Failure

The weird thing is, the sticking point for the mother of the Baltimore high school senior seems not to be that he's 18 now and hasn't learned anything, or that she's not allowed to send him to a school that actually functions, but that he's being "punished" by being sent back to 9th grade after being socially promoted for years.

“Why would he do three more years in school? He didn’t fail, the school failed him. The school failed at their job. They failed. They failed, that’s the problem here. He didn’t deserve that. He’s a good kid. Where’s the mentors? Where is the help for him? I hate that this is happening to my child,” said an emotional France.
She never minded before that he wasn't learning anything and failed nearly all of his classes. It's just that now he doesn't get a diploma.

11 comments:

Mike Guenther said...

Maybe it's not so much the school system that failed him as much as it is the Mother that failed him by not kicking him off the video games, and making him do his homework and studying more.

james said...

Not just him. It sounds as though half the class didn't bother showing up either--his class rank was about midway.

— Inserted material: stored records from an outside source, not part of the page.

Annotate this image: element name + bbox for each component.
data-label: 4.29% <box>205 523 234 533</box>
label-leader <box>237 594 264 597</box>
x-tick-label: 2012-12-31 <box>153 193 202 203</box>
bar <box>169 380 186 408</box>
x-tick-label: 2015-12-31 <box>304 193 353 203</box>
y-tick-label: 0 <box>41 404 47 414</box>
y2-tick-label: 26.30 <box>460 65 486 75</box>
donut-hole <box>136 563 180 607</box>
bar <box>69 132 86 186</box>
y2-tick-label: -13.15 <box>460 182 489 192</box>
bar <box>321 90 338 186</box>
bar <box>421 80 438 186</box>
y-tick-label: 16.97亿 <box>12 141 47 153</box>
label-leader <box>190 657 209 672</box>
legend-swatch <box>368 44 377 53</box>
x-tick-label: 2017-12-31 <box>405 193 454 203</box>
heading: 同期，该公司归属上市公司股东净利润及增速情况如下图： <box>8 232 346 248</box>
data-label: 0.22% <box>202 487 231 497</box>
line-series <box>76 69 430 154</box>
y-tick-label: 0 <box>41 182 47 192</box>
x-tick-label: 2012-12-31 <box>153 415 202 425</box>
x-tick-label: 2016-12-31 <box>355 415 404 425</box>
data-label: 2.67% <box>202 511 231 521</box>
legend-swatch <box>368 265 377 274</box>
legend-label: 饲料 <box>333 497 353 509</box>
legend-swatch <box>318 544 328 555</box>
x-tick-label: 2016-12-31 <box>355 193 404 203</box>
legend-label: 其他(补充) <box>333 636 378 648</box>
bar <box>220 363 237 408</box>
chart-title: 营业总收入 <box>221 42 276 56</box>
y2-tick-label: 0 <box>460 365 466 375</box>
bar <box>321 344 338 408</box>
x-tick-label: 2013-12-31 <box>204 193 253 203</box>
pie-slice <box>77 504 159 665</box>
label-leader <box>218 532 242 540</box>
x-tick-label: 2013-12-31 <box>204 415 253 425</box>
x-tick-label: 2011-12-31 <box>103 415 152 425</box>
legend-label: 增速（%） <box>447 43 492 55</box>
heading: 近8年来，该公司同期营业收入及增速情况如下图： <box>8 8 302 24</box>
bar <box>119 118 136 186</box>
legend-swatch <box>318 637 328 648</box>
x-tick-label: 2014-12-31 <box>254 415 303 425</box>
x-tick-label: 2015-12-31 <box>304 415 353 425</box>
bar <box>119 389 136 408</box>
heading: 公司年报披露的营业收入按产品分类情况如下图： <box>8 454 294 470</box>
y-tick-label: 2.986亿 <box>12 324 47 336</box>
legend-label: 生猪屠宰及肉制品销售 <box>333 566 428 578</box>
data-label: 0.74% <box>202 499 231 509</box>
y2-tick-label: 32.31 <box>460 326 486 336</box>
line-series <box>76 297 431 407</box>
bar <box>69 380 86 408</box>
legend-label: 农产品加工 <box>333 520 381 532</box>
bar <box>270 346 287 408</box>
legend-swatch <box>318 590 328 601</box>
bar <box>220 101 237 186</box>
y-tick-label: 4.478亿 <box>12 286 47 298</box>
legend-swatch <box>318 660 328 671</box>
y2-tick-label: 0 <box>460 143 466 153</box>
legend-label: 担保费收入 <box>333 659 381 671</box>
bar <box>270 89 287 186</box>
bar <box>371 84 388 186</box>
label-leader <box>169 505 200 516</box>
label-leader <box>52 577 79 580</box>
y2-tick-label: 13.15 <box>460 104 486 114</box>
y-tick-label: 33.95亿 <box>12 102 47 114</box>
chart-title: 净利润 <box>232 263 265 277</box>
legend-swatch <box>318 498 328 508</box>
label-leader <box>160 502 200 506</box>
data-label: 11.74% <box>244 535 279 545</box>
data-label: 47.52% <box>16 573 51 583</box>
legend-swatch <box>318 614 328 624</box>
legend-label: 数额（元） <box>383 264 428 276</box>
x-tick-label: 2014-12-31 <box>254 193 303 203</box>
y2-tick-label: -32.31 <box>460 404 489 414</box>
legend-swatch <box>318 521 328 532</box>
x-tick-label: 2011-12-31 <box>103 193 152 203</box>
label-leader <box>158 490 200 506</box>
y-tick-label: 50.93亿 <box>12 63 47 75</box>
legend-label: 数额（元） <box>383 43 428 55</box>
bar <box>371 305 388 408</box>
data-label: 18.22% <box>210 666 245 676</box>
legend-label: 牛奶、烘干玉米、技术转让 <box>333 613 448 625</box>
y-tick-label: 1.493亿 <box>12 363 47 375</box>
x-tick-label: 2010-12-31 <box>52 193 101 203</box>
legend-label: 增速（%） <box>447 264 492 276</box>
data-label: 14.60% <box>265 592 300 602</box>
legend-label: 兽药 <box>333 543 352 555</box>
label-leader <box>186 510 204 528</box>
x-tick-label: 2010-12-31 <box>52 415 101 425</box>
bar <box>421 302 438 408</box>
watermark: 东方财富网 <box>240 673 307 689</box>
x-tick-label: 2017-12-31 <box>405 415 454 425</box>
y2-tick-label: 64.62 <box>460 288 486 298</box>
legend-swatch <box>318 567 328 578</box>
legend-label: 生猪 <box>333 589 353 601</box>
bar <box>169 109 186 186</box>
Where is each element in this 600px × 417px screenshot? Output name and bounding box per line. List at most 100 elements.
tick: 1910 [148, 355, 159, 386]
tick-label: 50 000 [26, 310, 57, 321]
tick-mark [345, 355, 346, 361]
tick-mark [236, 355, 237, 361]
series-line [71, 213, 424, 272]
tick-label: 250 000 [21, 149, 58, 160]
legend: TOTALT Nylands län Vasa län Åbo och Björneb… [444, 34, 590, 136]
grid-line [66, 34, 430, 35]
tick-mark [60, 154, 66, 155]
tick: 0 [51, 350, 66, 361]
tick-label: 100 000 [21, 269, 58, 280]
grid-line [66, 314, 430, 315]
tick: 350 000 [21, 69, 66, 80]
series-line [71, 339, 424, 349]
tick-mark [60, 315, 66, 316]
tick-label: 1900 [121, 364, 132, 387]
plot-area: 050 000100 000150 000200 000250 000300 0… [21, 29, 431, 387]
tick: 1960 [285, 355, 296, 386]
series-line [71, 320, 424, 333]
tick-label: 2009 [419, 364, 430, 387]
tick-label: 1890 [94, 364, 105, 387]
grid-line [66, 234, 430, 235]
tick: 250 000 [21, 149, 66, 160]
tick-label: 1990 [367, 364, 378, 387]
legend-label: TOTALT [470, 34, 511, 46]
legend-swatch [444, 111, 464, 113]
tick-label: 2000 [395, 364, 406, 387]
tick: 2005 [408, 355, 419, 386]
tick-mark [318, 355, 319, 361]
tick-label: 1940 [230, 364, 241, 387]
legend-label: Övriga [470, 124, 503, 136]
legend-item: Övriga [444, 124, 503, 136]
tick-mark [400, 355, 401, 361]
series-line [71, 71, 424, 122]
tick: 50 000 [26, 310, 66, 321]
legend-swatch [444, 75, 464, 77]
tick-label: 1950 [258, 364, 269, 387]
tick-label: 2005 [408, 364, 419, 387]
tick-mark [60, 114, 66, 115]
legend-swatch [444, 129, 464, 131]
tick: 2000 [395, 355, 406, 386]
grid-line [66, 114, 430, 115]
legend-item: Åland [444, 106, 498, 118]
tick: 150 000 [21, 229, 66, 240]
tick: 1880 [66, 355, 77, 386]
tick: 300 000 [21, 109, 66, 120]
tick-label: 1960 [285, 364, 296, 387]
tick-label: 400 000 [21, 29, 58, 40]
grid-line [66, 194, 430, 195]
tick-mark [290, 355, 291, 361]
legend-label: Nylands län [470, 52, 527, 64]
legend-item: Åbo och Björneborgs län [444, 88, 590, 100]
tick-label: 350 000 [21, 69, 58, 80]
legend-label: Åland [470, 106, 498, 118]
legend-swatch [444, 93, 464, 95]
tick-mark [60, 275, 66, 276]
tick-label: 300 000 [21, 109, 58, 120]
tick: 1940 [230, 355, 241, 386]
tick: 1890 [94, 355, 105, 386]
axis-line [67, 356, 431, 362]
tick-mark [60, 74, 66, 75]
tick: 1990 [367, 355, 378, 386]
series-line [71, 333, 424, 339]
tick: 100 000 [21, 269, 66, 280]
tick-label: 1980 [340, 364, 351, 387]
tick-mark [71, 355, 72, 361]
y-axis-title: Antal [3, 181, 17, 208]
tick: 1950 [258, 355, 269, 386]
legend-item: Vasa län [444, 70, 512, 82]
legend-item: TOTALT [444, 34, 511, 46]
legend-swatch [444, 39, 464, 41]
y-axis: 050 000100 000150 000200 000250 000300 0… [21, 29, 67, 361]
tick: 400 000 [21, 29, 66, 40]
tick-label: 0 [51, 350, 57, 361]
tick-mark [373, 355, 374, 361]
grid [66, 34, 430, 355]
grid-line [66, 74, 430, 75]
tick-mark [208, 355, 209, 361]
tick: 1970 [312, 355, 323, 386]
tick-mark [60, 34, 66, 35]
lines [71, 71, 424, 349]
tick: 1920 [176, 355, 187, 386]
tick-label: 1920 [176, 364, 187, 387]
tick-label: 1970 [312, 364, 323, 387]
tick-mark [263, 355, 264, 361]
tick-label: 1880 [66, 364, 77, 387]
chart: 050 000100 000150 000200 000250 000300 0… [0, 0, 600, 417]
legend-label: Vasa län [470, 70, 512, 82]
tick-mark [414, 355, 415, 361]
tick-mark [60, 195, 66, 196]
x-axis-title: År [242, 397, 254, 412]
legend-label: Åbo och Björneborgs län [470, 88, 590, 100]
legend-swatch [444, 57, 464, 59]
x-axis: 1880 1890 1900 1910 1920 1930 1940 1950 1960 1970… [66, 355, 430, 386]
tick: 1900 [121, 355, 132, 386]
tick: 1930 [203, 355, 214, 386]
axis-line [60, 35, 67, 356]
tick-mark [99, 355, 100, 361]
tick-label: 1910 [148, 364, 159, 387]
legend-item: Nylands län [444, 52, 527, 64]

I wonder if this is the result of the educational equivalent of "going fetal" in policing. And I wonder why somebody finally said No--maybe state rules they couldn't dodge?

Christopher B said...

Juxtaposition (Steve Hayward, Powerline)

J Melcher said...

Ms French has enrolled her son in a "choice-lottery" school. She and her son had to pick that school AND be picked BY that school.

It's a bit odd that either of them only now complains.

Grim said...

From Christopher B's link:

"Finally, for more than 25 years Charles Murray has been attacked by everyone who doesn’t actually read his books for pointing out that the differences within groups on things like standardized tests are more important than differences between groups."

That's a reasonable point that I don't think I've ever heard any of his critics address.

Aggie said...

So this appears to be a dreadful exemplar of the multi-generational failure of Baltimore's public schools. The mother is incapable of critical thought, cannot reason her way through the problem at hand, does not realize her son is permanently disadvantaged by his school system (because she is, too), and can only think to blame the school in a show of emotion. It's the school's fault. Of course, I'm making assumptions about her. But how could any politician stand by and watch this transpire?

I guess that answer is somewhere in their reactions to the work of Charles Murray.

raven said...

" But how could any politician stand by and watch this transpire?"

Is that politician more likely to be re-elected by an emotional easily swayed person or by an analytical logical person?

David Foster said...

That's how education...including higher education...has been marketed for several decades: Get the (diploma, degree) or you will be a failure.

Grim said...

Good point, Raven.

Aggie said...

Yes, it's the old political calculus of the Democrat Machine. There's no real opportunity there, all the industrious people left for greener pastures, the intelligent people have left the wasteland and gone on to better and more interesting opportunities elsewhere, leaving the ghetto intact and still crumbling - but there's still plenty of revenue left in a city full of the underclass, still scams to be run, plenty of legislative relief to keep the kleptocracy subsidized in their lifestyles.....

E Hines said...

...there's still plenty of revenue left in a city full of the underclass, still scams to be run....

It's how the dime stores made money and today's deep discount stores make money. All those nickels and dimes add up for the seller. Except that, for the vast most part, the dime and discount stores were and are honest operations where the buyer gets some actual value for his nickel.